A while after I went to a neurologist and the first neurologist I went to I ended up having a very bad experience with he told me I was crazy. And that it was all in my head and that I was making everything up. He told me I was lying and I was manipulating my family and that none of this was real. He told me to get up and walk. We didn’t go back to that doctor. After that, we found another doctor and on March 21 I got actually diagnosed with FND which felt like a miracle, because from January 21 When my legs gave out to march 21, which is kind of coincidental that they’re both the 21st but it was like I had no hope because I had no idea what was going on. So it was like a lot to deal with.  

I think maybe that has something to do with why I have so much anxiety and everything. I was very very depressed for a while because I couldn’t do any of this. I was not seeing anybody. After I got diagnosed, he explained to me what it is that could come with it. He explained to me things that I can do to help it. He also explained that this is something I kind of have to live with for the rest of my life. It’s not gonna go away and it’s not like something you’re always going to be in a wheelchair. I can walk and everything but there are certain times where it’s going to flare up is what he explained to me.

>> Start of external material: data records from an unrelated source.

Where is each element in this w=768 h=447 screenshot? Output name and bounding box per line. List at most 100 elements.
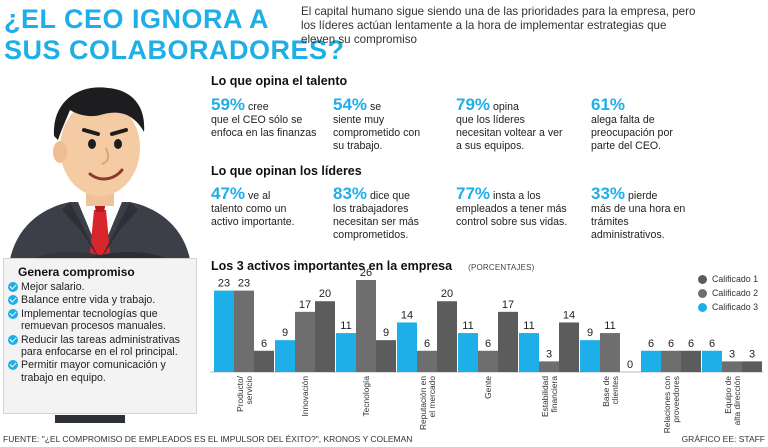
data-label-estabilidad-financiera-calificado-2: 3 bbox=[546, 348, 552, 360]
stat-text: más de una hora en trámites administrati… bbox=[591, 203, 686, 241]
data-label-innovacion-calificado-3: 9 bbox=[282, 327, 288, 339]
talent-section-title: Lo que opina el talento bbox=[211, 74, 348, 88]
category-label-innovacion: Innovación bbox=[300, 376, 310, 417]
stat-lead: se bbox=[369, 101, 382, 113]
intro-text: El capital humano sigue siendo una de la… bbox=[301, 5, 696, 46]
list-item-text: Balance entre vida y trabajo. bbox=[21, 294, 156, 307]
data-label-reputacion-en-el-mercado-calificado-1: 20 bbox=[441, 288, 453, 300]
list-item-text: Mejor salario. bbox=[21, 281, 85, 293]
stat-percent: 33% bbox=[591, 184, 626, 203]
list-item-text: Reducir las tareas administrativas para … bbox=[21, 333, 180, 359]
stat-text: empleados a tener más control sobre sus … bbox=[456, 203, 568, 228]
data-label-gente-calificado-3: 11 bbox=[462, 320, 473, 332]
data-label-equipo-de-alta-direccion-calificado-3: 6 bbox=[709, 338, 715, 350]
chart-legend: Calificado 1 Calificado 2 Calificado 3 bbox=[698, 272, 758, 314]
category-label-estabilidad-financiera: Estabilidadfinanciera bbox=[540, 376, 559, 417]
chart-subtitle: (PORCENTAJES) bbox=[468, 263, 535, 272]
data-label-tecnologia-calificado-3: 11 bbox=[340, 320, 351, 332]
list-item-text: Implementar tecnologías que remuevan pro… bbox=[21, 307, 166, 333]
data-label-innovacion-calificado-1: 20 bbox=[319, 288, 331, 300]
talent-stat-4: 61% alega falta de preocupación por part… bbox=[591, 96, 699, 153]
data-label-producto-servicio-calificado-3: 23 bbox=[218, 278, 230, 290]
title-line-2: SUS COLABORADORES? bbox=[4, 35, 345, 65]
bar-innovacion-calificado-1 bbox=[315, 301, 335, 372]
leaders-section-title: Lo que opinan los líderes bbox=[211, 164, 362, 178]
bar-tecnologia-calificado-3 bbox=[336, 333, 356, 372]
data-label-reputacion-en-el-mercado-calificado-3: 14 bbox=[401, 309, 413, 321]
bar-base-de-clientes-calificado-2 bbox=[600, 333, 620, 372]
bar-relaciones-con-proveedores-calificado-2 bbox=[661, 350, 681, 372]
chart-title-text: Los 3 activos importantes en la empresa bbox=[211, 259, 453, 273]
talent-stat-3: 79% opina que los líderes necesitan volte… bbox=[456, 96, 564, 153]
list-item-text: Permitir mayor comunicación y trabajo en… bbox=[21, 359, 166, 384]
bar-gente-calificado-3 bbox=[458, 333, 478, 372]
bar-tecnologia-calificado-2 bbox=[356, 280, 376, 372]
check-icon bbox=[8, 360, 18, 371]
list-item: Implementar tecnologías que remuevan pro… bbox=[8, 308, 194, 333]
bar-producto-servicio-calificado-2 bbox=[234, 290, 254, 372]
stat-lead: dice que bbox=[369, 190, 411, 202]
stat-lead: pierde bbox=[627, 190, 658, 202]
stat-lead: ve al bbox=[247, 190, 271, 202]
category-label-producto-servicio: Producto/servicio bbox=[235, 375, 254, 412]
legend-label-1: Calificado 1 bbox=[712, 274, 758, 284]
chart-title: Los 3 activos importantes en la empresa (… bbox=[211, 259, 535, 273]
compromiso-title: Genera compromiso bbox=[18, 265, 135, 279]
check-icon bbox=[8, 295, 18, 306]
stat-percent: 77% bbox=[456, 184, 491, 203]
stat-lead: opina bbox=[492, 101, 519, 113]
check-icon bbox=[8, 282, 18, 292]
check-icon bbox=[8, 334, 18, 345]
bar-reputacion-en-el-mercado-calificado-3 bbox=[397, 322, 417, 372]
data-label-base-de-clientes-calificado-1: 0 bbox=[627, 359, 633, 371]
talent-stat-2: 54% se siente muy comprometido con su tra… bbox=[333, 96, 433, 153]
data-label-equipo-de-alta-direccion-calificado-2: 3 bbox=[729, 348, 735, 360]
data-label-base-de-clientes-calificado-2: 11 bbox=[604, 320, 615, 332]
list-item: Permitir mayor comunicación y trabajo en… bbox=[8, 359, 194, 384]
category-label-tecnologia: Tecnología bbox=[361, 376, 371, 417]
stat-text: siente muy comprometido con su trabajo. bbox=[333, 114, 421, 152]
data-label-relaciones-con-proveedores-calificado-1: 6 bbox=[688, 338, 694, 350]
data-label-reputacion-en-el-mercado-calificado-2: 6 bbox=[424, 338, 430, 350]
list-item: Balance entre vida y trabajo. bbox=[8, 294, 194, 306]
bar-innovacion-calificado-3 bbox=[275, 340, 295, 372]
compromiso-list: Mejor salario. Balance entre vida y trab… bbox=[8, 281, 194, 385]
data-label-estabilidad-financiera-calificado-3: 11 bbox=[523, 320, 534, 332]
bar-tecnologia-calificado-1 bbox=[376, 340, 396, 372]
data-label-tecnologia-calificado-2: 26 bbox=[360, 267, 372, 279]
data-label-gente-calificado-1: 17 bbox=[502, 299, 514, 311]
bar-relaciones-con-proveedores-calificado-3 bbox=[641, 350, 661, 372]
bar-estabilidad-financiera-calificado-1 bbox=[559, 322, 579, 372]
stat-percent: 47% bbox=[211, 184, 246, 203]
leaders-stat-1: 47% ve al talento como un activo importan… bbox=[211, 185, 311, 229]
bar-equipo-de-alta-direccion-calificado-1 bbox=[742, 361, 762, 372]
stat-text: alega falta de preocupación por parte de… bbox=[591, 114, 673, 152]
title-line-1: ¿EL CEO IGNORA A bbox=[4, 4, 270, 34]
page-title: ¿EL CEO IGNORA A SUS COLABORADORES? bbox=[4, 4, 345, 66]
data-label-base-de-clientes-calificado-3: 9 bbox=[587, 327, 593, 339]
stat-lead: cree bbox=[247, 101, 269, 113]
talent-stat-1: 59% cree que el CEO sólo se enfoca en las… bbox=[211, 96, 321, 140]
data-label-gente-calificado-2: 6 bbox=[485, 338, 491, 350]
legend-swatch-2 bbox=[698, 288, 707, 298]
data-label-relaciones-con-proveedores-calificado-3: 6 bbox=[648, 338, 654, 350]
bar-estabilidad-financiera-calificado-3 bbox=[519, 333, 539, 372]
bar-gente-calificado-2 bbox=[478, 350, 498, 372]
data-label-equipo-de-alta-direccion-calificado-1: 3 bbox=[749, 348, 755, 360]
stat-percent: 61% bbox=[591, 95, 626, 114]
stat-percent: 83% bbox=[333, 184, 368, 203]
category-label-gente: Gente bbox=[483, 376, 493, 399]
list-item: Reducir las tareas administrativas para … bbox=[8, 334, 194, 359]
bar-producto-servicio-calificado-3 bbox=[214, 290, 234, 372]
legend-swatch-3 bbox=[698, 302, 707, 312]
bar-reputacion-en-el-mercado-calificado-1 bbox=[437, 301, 457, 372]
bar-equipo-de-alta-direccion-calificado-2 bbox=[722, 361, 742, 372]
leaders-stat-3: 77% insta a los empleados a tener más con… bbox=[456, 185, 574, 229]
check-icon bbox=[8, 308, 18, 319]
legend-label-2: Calificado 2 bbox=[712, 288, 758, 298]
bar-relaciones-con-proveedores-calificado-1 bbox=[681, 350, 701, 372]
stat-text: los trabajadores necesitan ser más compr… bbox=[333, 203, 419, 241]
category-label-reputacion-en-el-mercado: Reputación enel mercado bbox=[418, 376, 437, 430]
list-item: Mejor salario. bbox=[8, 281, 194, 293]
stat-text: que el CEO sólo se enfoca en las finanza… bbox=[211, 114, 317, 139]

So after I got diagnosed I went and I started physical therapy at Nemours – Children’s Hospital. And that was what helped me a lot. I did it three days a week for an hour, every day. And the people there were the nicest I had the greatest PT’S ever, but I worked really hard and I started off really really slow. Just like with basic things. Like pedaling a bike was like one of the things toward the very end cuz I started off really, really slow but I ended up getting it. August 4 was my last day of PT so it wasn’t even that long before we started school.  

August 4 was my very last day of physical therapy. I was walking again, it was amazing. I was back to normal, everything was totally fine. And that’s that. I mean, I’m still struggling with it now. Like there are days where it’s just really really bad and acts up but it’s getting better and we’re working on it every day. So that’s that.

Now that I’m back at school, I get to see my friends every day. I love them to death, but sometimes it is harder. Sometimes actually I have to go to school in my wheelchair. I don’t think with my really good friends that it affects it at all. I think they’re really amazing, honestly.. They are great and they helped me to the best of their ability. And they’re the sweetest and nicest people ever. Seriously, I couldn’t love them more. 

I mean even with the people I’m not super close with they’re still super nice about it. Even random strangers I don’t know will ask me like oh hey, are you okay? What happened? And people are really really nice about it. Most people give me support.